Airport body scans to get less personal by early 2012

TSA plans to modify half its machines to show screening personnel more generic pictures by year-end.

The Transportation Security Administration expects to mask full-body images on about half its 500 passenger screening machines nationwide by the end of the year and upgrade the rest shortly thereafter, the agency's top official said Thursday evening.

TSA began ramping up the rollout of 1,000 whole-body advanced imaging technology scanners after traditional metal detectors failed to catch chemical explosives concealed inside the underwear of a passenger on Christmas Day 2009. When the scanners met the ire of passengers, privacy advocates and lawmakers, the agency started testing different technology, called automatic target recognition, that flags suspicious items on a generic outline of a body.

TSA Administrator John Pistole said three trials conducted at airports serving Atlanta, Las Vegas and Washington achieved "good success," meaning, "expected rates in terms of detection and false positives and throughput have all been positive." The agency plans to modify about 240 of the existing whole body imagers by the end of 2011, he told House lawmakers during the Thursday hearing.

Software has not been developed to change the remaining systems, which were built by a different manufacturer, Pistole explained. "We are doing lab testing over the next couple of months and hope to field test their software in the fall, and assuming everything goes well, follow very shortly with the rest of the machines," he said.

TSA has yet to buy the 500 additional advanced imaging devices that Congress set aside fiscal 2011 funding for, but intends to, Pistole said.
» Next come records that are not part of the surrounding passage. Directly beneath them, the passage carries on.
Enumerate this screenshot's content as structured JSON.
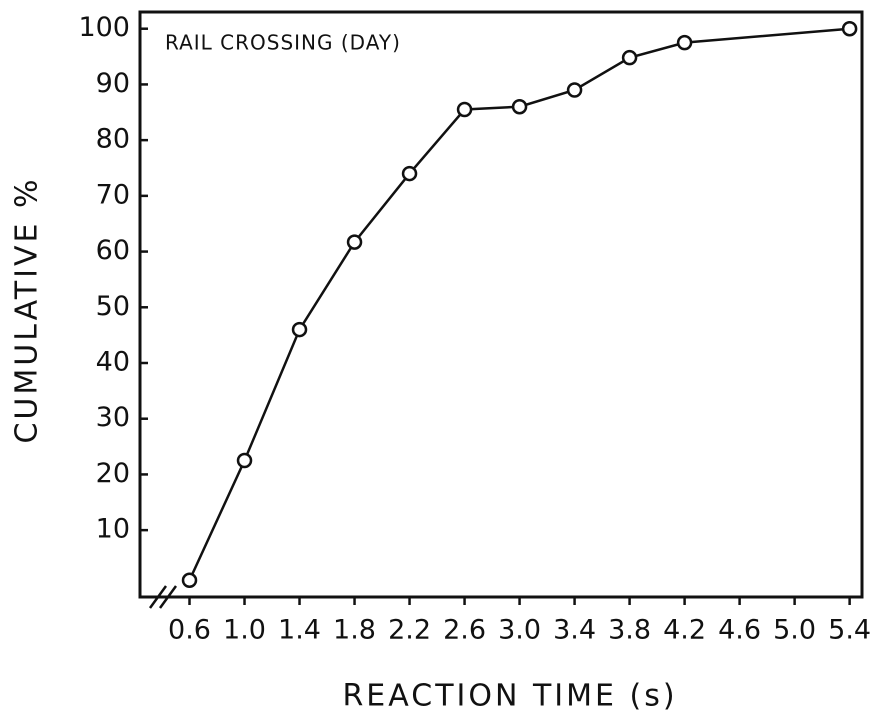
{
  "chart_data": {
    "type": "line",
    "annotation": "RAIL CROSSING (DAY)",
    "x_label": "REACTION TIME (s)",
    "y_label": "CUMULATIVE %",
    "x": [
      0.6,
      1.0,
      1.4,
      1.8,
      2.2,
      2.6,
      3.0,
      3.4,
      3.8,
      4.2,
      5.4
    ],
    "series": [
      {
        "color": "#111111",
        "values": [
          1,
          22.5,
          46,
          61.7,
          74,
          85.5,
          86,
          89,
          94.8,
          97.5,
          100
        ]
      }
    ],
    "xlim": [
      0.24,
      5.49
    ],
    "ylim": [
      -2,
      103
    ],
    "xticks": [
      0.6,
      {
        "value": 1,
        "label": "1.0"
      },
      1.4,
      1.8,
      2.2,
      2.6,
      {
        "value": 3,
        "label": "3.0"
      },
      3.4,
      3.8,
      4.2,
      4.6,
      {
        "value": 5,
        "label": "5.0"
      },
      5.4
    ],
    "yticks": [
      10,
      20,
      30,
      40,
      50,
      60,
      70,
      80,
      90,
      100
    ]
  }
}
The House Homeland Security Subcommittee on Transportation Security invited Pistole to testify to learn about the Obama administration's future priorities -- particularly for airplane passenger screening -- before lawmakers draft legislation to reauthorize TSA for 2012 and 2013. Subcommittee Chairman Mike Rogers, R-Ala., said the panel will try to release a reauthorization bill in early July.
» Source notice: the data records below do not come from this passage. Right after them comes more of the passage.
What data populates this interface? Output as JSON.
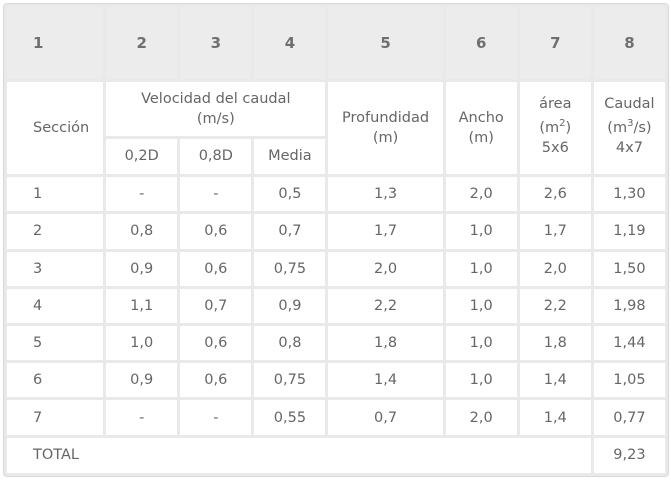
{
  "column_numbers": [
    "1",
    "2",
    "3",
    "4",
    "5",
    "6",
    "7",
    "8"
  ],
  "headers": {
    "seccion": "Sección",
    "velocidad": "Velocidad del caudal",
    "velocidad_unit": "(m/s)",
    "sub_02d": "0,2D",
    "sub_08d": "0,8D",
    "sub_media": "Media",
    "profundidad": "Profundidad",
    "profundidad_unit": "(m)",
    "ancho": "Ancho",
    "ancho_unit": "(m)",
    "area": "área",
    "area_unit_open": "(m",
    "area_unit_exp": "2",
    "area_unit_close": ")",
    "area_formula": "5x6",
    "caudal": "Caudal",
    "caudal_unit_open": "(m",
    "caudal_unit_exp": "3",
    "caudal_unit_close": "/s)",
    "caudal_formula": "4x7"
  },
  "rows": [
    [
      "1",
      "-",
      "-",
      "0,5",
      "1,3",
      "2,0",
      "2,6",
      "1,30"
    ],
    [
      "2",
      "0,8",
      "0,6",
      "0,7",
      "1,7",
      "1,0",
      "1,7",
      "1,19"
    ],
    [
      "3",
      "0,9",
      "0,6",
      "0,75",
      "2,0",
      "1,0",
      "2,0",
      "1,50"
    ],
    [
      "4",
      "1,1",
      "0,7",
      "0,9",
      "2,2",
      "1,0",
      "2,2",
      "1,98"
    ],
    [
      "5",
      "1,0",
      "0,6",
      "0,8",
      "1,8",
      "1,0",
      "1,8",
      "1,44"
    ],
    [
      "6",
      "0,9",
      "0,6",
      "0,75",
      "1,4",
      "1,0",
      "1,4",
      "1,05"
    ],
    [
      "7",
      "-",
      "-",
      "0,55",
      "0,7",
      "2,0",
      "1,4",
      "0,77"
    ]
  ],
  "total": {
    "label": "TOTAL",
    "value": "9,23"
  }
}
Pistole said he feels confident that the new scanning technology will resolve concerns about security officers peering at body parts.

The machines "completely address, I believe, the privacy issues because there is not an image of a person -- it's just a generic outline of a person with an area of any anomalies highlighted," he said.
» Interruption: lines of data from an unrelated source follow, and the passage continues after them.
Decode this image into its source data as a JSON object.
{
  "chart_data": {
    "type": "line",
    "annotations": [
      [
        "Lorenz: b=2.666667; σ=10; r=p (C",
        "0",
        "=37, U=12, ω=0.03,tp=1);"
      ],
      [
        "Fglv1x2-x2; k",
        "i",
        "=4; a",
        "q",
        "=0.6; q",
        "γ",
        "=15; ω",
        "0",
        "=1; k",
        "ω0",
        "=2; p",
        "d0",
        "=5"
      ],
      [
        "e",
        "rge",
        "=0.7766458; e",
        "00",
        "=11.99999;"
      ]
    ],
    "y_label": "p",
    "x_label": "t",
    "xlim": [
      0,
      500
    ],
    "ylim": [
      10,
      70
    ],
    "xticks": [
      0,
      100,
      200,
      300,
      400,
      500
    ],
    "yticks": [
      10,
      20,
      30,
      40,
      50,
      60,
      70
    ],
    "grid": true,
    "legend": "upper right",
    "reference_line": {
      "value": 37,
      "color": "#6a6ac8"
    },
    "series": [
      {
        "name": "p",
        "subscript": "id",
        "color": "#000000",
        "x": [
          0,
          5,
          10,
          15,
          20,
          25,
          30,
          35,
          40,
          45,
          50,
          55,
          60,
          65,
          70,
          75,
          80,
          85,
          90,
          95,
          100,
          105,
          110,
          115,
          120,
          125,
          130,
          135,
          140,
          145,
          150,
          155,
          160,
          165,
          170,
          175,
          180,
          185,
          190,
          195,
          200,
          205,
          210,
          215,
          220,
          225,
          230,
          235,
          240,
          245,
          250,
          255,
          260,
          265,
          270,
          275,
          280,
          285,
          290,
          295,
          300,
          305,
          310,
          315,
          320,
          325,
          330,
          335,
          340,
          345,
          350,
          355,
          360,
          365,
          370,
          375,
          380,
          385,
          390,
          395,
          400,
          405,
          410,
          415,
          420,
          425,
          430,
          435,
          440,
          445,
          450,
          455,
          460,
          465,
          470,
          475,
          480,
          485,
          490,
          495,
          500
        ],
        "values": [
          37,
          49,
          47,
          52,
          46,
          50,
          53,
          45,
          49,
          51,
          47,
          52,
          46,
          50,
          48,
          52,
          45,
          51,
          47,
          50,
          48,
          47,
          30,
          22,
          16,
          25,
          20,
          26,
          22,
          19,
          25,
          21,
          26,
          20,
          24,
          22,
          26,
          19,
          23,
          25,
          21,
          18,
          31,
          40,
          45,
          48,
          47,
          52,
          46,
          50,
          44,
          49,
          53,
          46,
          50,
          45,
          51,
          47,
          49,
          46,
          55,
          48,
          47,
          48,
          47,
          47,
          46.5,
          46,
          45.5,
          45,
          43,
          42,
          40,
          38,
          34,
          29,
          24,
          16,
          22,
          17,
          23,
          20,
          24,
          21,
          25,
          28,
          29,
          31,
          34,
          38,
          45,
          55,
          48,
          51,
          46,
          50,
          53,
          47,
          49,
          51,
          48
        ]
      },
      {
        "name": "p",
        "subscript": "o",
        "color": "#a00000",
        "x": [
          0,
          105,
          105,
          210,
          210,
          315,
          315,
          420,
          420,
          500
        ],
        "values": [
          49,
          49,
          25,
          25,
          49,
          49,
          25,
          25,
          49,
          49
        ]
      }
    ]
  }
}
Meanwhile, the full House on Thursday passed a fiscal 2012 Homeland Security Department spending bill (H.R. 2017) that rejects President Obama's request for an additional 275 imaging systems. In a statement of administration policy issued this week, White House officials said the move would adversely affect TSA because the machines are "an important tool for detecting both metallic and nonmetallic threats as part of the aviation passenger screening process."

Under the House proposal, $4.2 billion would be allocated for passenger and baggage screening -- about 4 percent less than the fiscal 2011 level -- to finish the planned installations. The spending bill has yet to be introduced in the Senate.